Co-occurring competency refers to an individual who provides a helping relationship. It is the set of knowledge, skills, and attitudes/attributes (KSAs) necessary to successfully respond to people with co-occurring needs and includes how the helper performs job duties, meets responsibilities, and addresses the needs of individuals and families with co-occurring issues or other complex concerns.

Examples of Indicators:

  • Appropriate screening and assessment for co-occurring issues is evident at intake and throughout their participation in services.
  • Organizational policies and procedures which use language that acknowledges the complex and co-occurring issues of individuals seeking help.
  • Licensure and/or certifications of organizations and individuals within organizations reflect the needs of the individuals they help (e.g., an individual has both mental health and substance abuse licenses).
  • Organizations require training and provide supervision in co-occurring issues.
  • To the extent feasible, appropriate co-occurring services are integrated into current programming (e.g., a mental health treatment program adding a Relapse Prevention group for substance use).
  • Organization staff familiarizes themselves with appropriate available community resources, and this resource list is consistently updated.
  • Individuals’ satisfaction with the agency’s co-occurring capabilities is assessed through surveys, focus groups, in-depth interviews, and consumer advisory panels.
  • Integrated Treatment Fidelity Scale: Part of SAMHSA’s Evidence Based Practice KIT (Knowledge Informing Transformation), this assessment contains items covering 14 domains regarding a programs fidelity to Integrated Dual Disorders Treatment, including questions about whether services are provided in a multidisciplinary team, stage-wise interventions are utilized, pharmacological treatment for SUDs is provided, health promotion interventions are utilized, etc.
  • General Organizational Index: Part of SAMHSA’s Evidence Based Practice KIT (Knowledge Informing Transformation), this assessment contains items covering 12 domains regarding an organization’s ability and capacity to implement any EBP, and thus is not specific to IDDT. Some of the agency-wide operating procedures it is designed to assess include program philosophy, training plans for each provider, and supervision capacity and capability.
  • AC-OK: Developed by Andrew Cherry at the University of Oklahoma, the AC-OK is a 15-item assessment designed to screen for the possible presence of co-occurring disorders.
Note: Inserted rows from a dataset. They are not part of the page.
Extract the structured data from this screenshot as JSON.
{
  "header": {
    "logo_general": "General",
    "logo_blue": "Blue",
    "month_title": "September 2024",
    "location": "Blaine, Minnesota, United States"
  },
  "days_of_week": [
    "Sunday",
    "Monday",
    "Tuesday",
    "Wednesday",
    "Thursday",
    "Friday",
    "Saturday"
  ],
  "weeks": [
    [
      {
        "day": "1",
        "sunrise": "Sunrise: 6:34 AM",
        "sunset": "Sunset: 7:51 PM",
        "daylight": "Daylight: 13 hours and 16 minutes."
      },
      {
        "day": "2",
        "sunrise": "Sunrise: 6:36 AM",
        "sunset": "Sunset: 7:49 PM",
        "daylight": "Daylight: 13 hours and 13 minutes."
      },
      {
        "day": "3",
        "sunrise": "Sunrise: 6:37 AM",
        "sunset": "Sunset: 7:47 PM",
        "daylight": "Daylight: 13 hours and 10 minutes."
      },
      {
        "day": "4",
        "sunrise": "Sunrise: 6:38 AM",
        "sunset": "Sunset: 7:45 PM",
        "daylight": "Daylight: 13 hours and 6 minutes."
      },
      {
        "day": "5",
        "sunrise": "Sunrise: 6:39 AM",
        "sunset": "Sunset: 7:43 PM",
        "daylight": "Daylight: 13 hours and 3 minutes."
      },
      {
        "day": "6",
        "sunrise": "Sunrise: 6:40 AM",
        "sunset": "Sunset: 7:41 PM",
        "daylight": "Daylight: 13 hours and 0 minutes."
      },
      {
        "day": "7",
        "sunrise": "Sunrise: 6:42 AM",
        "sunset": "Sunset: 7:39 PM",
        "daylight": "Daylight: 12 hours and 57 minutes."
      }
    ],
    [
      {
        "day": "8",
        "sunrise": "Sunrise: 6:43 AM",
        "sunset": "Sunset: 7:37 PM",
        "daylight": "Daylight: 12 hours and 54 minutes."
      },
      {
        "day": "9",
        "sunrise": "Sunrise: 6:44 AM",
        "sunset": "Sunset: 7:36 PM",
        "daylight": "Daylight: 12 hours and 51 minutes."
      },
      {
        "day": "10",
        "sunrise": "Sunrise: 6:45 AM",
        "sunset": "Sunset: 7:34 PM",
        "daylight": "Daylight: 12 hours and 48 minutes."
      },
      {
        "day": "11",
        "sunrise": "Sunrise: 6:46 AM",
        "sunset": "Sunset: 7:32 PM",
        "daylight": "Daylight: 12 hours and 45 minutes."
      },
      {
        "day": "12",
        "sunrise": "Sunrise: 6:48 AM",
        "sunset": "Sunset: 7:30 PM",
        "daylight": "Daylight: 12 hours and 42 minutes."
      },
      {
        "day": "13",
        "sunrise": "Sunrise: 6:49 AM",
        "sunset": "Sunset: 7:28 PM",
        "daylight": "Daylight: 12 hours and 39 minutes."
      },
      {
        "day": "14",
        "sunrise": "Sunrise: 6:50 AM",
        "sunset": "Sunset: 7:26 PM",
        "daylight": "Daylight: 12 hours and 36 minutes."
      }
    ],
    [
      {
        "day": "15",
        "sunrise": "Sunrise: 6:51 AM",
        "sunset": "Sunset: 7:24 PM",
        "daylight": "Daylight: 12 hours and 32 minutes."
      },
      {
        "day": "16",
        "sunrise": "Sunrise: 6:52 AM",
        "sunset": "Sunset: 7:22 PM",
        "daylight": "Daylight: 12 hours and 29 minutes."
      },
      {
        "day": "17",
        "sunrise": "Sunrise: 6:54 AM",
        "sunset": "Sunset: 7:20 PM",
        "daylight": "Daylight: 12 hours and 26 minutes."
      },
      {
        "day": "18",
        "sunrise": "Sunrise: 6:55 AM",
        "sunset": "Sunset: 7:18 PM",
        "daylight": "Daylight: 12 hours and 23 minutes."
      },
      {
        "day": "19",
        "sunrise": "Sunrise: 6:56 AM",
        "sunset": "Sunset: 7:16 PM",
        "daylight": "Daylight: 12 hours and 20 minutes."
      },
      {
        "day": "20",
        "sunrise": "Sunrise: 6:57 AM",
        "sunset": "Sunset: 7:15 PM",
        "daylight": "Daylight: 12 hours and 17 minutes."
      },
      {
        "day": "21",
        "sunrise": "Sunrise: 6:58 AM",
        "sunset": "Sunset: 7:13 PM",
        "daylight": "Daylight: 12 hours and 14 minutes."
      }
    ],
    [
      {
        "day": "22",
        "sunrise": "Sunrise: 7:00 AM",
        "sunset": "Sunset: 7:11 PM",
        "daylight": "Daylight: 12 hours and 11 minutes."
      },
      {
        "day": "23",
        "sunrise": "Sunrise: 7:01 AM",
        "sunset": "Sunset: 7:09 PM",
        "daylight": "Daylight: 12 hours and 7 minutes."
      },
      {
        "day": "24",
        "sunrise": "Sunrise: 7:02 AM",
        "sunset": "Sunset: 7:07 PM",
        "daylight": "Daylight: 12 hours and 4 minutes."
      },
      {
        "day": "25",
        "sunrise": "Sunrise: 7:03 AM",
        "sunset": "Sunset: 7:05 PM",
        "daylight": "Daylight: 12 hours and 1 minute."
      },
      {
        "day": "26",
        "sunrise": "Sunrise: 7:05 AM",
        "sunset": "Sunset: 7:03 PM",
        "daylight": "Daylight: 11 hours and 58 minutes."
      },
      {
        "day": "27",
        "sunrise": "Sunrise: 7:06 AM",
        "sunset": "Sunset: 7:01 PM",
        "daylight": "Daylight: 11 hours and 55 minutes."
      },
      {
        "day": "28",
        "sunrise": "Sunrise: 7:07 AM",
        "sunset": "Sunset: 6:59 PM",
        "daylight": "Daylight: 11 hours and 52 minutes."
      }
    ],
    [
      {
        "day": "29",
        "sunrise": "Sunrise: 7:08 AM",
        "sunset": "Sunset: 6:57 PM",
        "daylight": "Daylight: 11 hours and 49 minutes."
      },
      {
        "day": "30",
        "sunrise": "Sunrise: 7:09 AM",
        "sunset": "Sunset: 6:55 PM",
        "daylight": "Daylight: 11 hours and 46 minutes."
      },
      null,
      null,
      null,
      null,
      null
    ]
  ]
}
There are six questions on substance use issues and nine on mental health.
  • DAST: Originally developed by Harvey Skinner in 1982, based on the Michigan Alcohol Screening Test (MAST), the DAST contains 10 items (20 and 28 item versions are also available) assessing both consumption of illegal drugs and questions about social and physiological consequences drug use.
  • AUDIT: Developed by the World Health Organization to assist in the screening process for unhealthy drinking, the AUDIT contains 10 items assessing both consumption of alcohol within the past year, as well as questions about consequences of alcohol consumption (e.g., failure to maintain social roles, concerns expressed by others).
  • Kessler 6 (K-6): Originally developed by David Kessler at Harvard to distinguish individuals with severe mental illness from those without in large epidemiological studies. Each survey contains questions about general psychological distress symptoms, as well as questions about the impact of these symptoms on daily functioning.